Screw this, I think to myself; the man needs some sort of apology, and I walk over to him. “Um Bob? Can I have chat with you for a sec?” I ask. I’m so nervous. I feel like he’s staring at me like an insect.
“Yeah, sure” he says appreciatively. I pause, I’m not sure exactly how to begin. I think for a second.
“Well… I know about the whole group thing, with Vicky and Johnnie and Lisa and all that. I know that you have heard some of the things they’ve said about you –”
“Quite a lot, actually” interrupts Bob.
“…Well yeah” I persist. “And I know they can be a bit childish… not all of them, but some of them are –”.
“All of them are” interjects Bob.
“Well, I just thought…that I can’t myself apologise on their behalf, cause that’s not fair. But… if I’ve ever caused you pain myself with that group, then I’m sorry. I never really intend to hurt anyone, and that includes you” I finish. I feel so small and scared now. I can’t believe I’ve just done this!

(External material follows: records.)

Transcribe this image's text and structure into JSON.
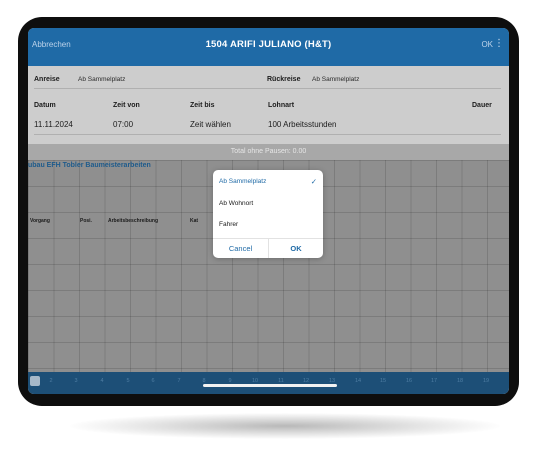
{
  "header": {
    "cancel_label": "Abbrechen",
    "title": "1504 ARIFI JULIANO (H&T)",
    "ok_label": "OK",
    "more_icon": "more-vertical-icon"
  },
  "form": {
    "anreise_label": "Anreise",
    "anreise_value": "Ab Sammelplatz",
    "rueckreise_label": "Rückreise",
    "rueckreise_value": "Ab Sammelplatz",
    "columns": {
      "datum": "Datum",
      "zeit_von": "Zeit von",
      "zeit_bis": "Zeit bis",
      "lohnart": "Lohnart",
      "dauer": "Dauer"
    },
    "row": {
      "datum": "11.11.2024",
      "zeit_von": "07:00",
      "zeit_bis": "Zeit wählen",
      "lohnart": "100 Arbeitsstunden"
    }
  },
  "total": "Total ohne Pausen: 0.00",
  "project": "ubau EFH Tobler Baumeisterarbeiten",
  "table_headers": [
    "Vorgang",
    "Posi.",
    "Arbeitsbeschreibung",
    "Kat"
  ],
  "footer": {
    "numbers": [
      "2",
      "3",
      "4",
      "5",
      "6",
      "7",
      "8",
      "9",
      "10",
      "11",
      "12",
      "13",
      "14",
      "15",
      "16",
      "17",
      "18",
      "19"
    ]
  },
  "dialog": {
    "options": [
      {
        "label": "Ab Sammelplatz",
        "selected": true
      },
      {
        "label": "Ab Wohnort",
        "selected": false
      },
      {
        "label": "Fahrer",
        "selected": false
      }
    ],
    "check_glyph": "✓",
    "cancel_label": "Cancel",
    "ok_label": "OK"
  },
  "colors": {
    "accent": "#1f6aa6",
    "footer": "#1d4f77",
    "project_text": "#1e5b8c"
  }
}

Bob is thinking. It’s a moment of silence that I’ve really noticed is becoming really bloody long.
“You weren’t responsible for any bad things against me; but at least you were mature enough to come and say sorry, so I appreciate that”. I’m a bit dumbfounded by my actions.
“I’ll admit though, I made mistakes. Big mistakes myself. I’m a socially awkward guy, I’ve always had problems with it. I just found it painful that that group of childish brats (taking slight offence here, that’s my friends he’s talking about, but I let it slide) couldn’t recognise that”. I don’t know what to do; so I take what he says with a pinch of salt.
“But, I do appreciate you coming to apologise. It does show that not all of you are like that. Thanks” he says. I acknowledge him, but feel like I’ve outstayed my welcome. I stand up, and he stands up with me (awkward). “I’m off” I say. He extends his hand and I shake it tentatively. “Thanks for dropping by” he says.
I’m not sure what to think as I head back to the bar. I feel like I’ve had the energy sucked out of me. Yet, I also feel a sense of catharsis. Closure. It’s a good feeling. As I order another drink, I look over towards the table where all my friends were. They’ve all gone.
I don’t really care. They can be childish if they want! As for me, I feel enlightened. Forgiveness is something I’ve never felt from anyone much before in my life, because there’s been no need for it. We’re young. We make mistakes, and we recover quickly. We’re supposed to learn that stuff as we get older.
Does that mean I’m getting older? Maturing? Becoming wiser? If so, hello maturity, you feel fantastic.
I feel someone touch my arm. I turn around. Mia is next to me at the bar. She looks like she’s drunk a bit, but still looks happy.
“Hey there, guy from the burger store” she says. “Didn’t know you knew George”
“Yeah, he and I go way back” I say. I couldn’t believe it. What are the chances of running into her here? Bloody hell!
“You were so funny today” laughs Mia, “So were you serious about that drink?”
I blush. This is so embarrassing. But something’s telling me this is going to be the start of a fun night.